Répondre à la question « Quels sont les gènes sous-jacents à la coévolution antagoniste ? » nous aiderait à surmonter cette lacune. Pour vérifier les modèles génétiques de coévolution, nous devons trouver les gènes chez les deux antagonistes, comprendre leur interaction (fonction), et suivre leur dynamique temporelle. Avec ces informations, nous pouvons placer l’étude de la coévolution dans un cadre de génétique des populations. Après tout, les modèles génétiques de coévolution sont fermement ancrés dans la génétique des populations.
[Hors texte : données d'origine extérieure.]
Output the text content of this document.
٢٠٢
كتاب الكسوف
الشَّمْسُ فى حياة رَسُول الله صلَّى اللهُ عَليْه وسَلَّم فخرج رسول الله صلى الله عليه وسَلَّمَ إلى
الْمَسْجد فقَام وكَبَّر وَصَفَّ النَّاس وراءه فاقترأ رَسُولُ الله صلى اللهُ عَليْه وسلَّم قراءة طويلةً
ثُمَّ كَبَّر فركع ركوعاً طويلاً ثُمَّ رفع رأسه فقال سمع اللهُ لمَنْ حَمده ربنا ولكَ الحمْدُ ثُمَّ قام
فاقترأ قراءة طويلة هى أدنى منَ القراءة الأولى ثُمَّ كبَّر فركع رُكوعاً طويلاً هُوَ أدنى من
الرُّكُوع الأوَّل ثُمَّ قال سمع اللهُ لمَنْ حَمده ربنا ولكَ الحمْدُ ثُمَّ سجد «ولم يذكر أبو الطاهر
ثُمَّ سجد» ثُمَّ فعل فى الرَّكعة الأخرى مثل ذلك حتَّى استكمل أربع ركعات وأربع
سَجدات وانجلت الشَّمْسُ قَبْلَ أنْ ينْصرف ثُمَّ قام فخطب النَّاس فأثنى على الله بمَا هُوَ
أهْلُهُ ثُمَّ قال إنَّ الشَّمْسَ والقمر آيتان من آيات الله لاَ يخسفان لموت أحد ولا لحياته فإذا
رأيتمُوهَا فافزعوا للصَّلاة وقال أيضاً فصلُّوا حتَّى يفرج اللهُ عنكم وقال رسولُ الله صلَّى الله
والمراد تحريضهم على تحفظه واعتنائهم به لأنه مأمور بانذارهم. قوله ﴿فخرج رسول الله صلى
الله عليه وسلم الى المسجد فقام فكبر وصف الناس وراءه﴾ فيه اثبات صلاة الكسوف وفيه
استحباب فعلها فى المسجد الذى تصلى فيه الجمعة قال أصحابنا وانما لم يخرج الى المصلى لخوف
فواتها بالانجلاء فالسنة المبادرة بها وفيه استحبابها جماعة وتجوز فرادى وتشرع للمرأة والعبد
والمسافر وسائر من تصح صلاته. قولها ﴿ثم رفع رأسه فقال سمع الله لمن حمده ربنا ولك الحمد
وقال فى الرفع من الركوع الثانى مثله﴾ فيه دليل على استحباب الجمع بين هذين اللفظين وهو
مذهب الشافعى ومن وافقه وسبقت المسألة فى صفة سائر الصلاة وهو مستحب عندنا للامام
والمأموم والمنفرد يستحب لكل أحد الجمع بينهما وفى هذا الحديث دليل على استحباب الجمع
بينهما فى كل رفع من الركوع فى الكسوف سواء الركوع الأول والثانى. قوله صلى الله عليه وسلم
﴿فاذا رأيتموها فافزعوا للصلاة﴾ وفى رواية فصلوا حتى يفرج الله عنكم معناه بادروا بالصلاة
Comment pouvons-nous trouver les gènes sous-jacents à la coévolution ? Les approches traditionnelles pour trouver les gènes associés aux phénotypes des maladies utilisent diverses formes de panels de cartographie, de cadres d’association du génome entier et de protéomique. Ces approches nécessitent un bon contrôle des hôtes et des parasites, car des approches distinctes sont généralement nécessaires pour les deux antagonistes. De nouveaux développements passionnants permettent des approches alternatives basées sur la co-génomique – l’étude simultanée des génomes de l’hôte et du parasite afin de localiser les régions génomiques qui montrent une certaine forme d’association entre les deux antagonistes. Ces nouvelles approches nous permettent de découvrir les interactions entre le génotype de l’hôte et le génotype du parasite et les associations avec les phénotypes liés à la maladie avec une plus grande précision que les approches basées uniquement sur les génomes de l’hôte ou du parasite. En outre, il est possible d’obtenir des instantanés des associations hôte-parasite à partir de populations au cours de leurs interactions naturelles.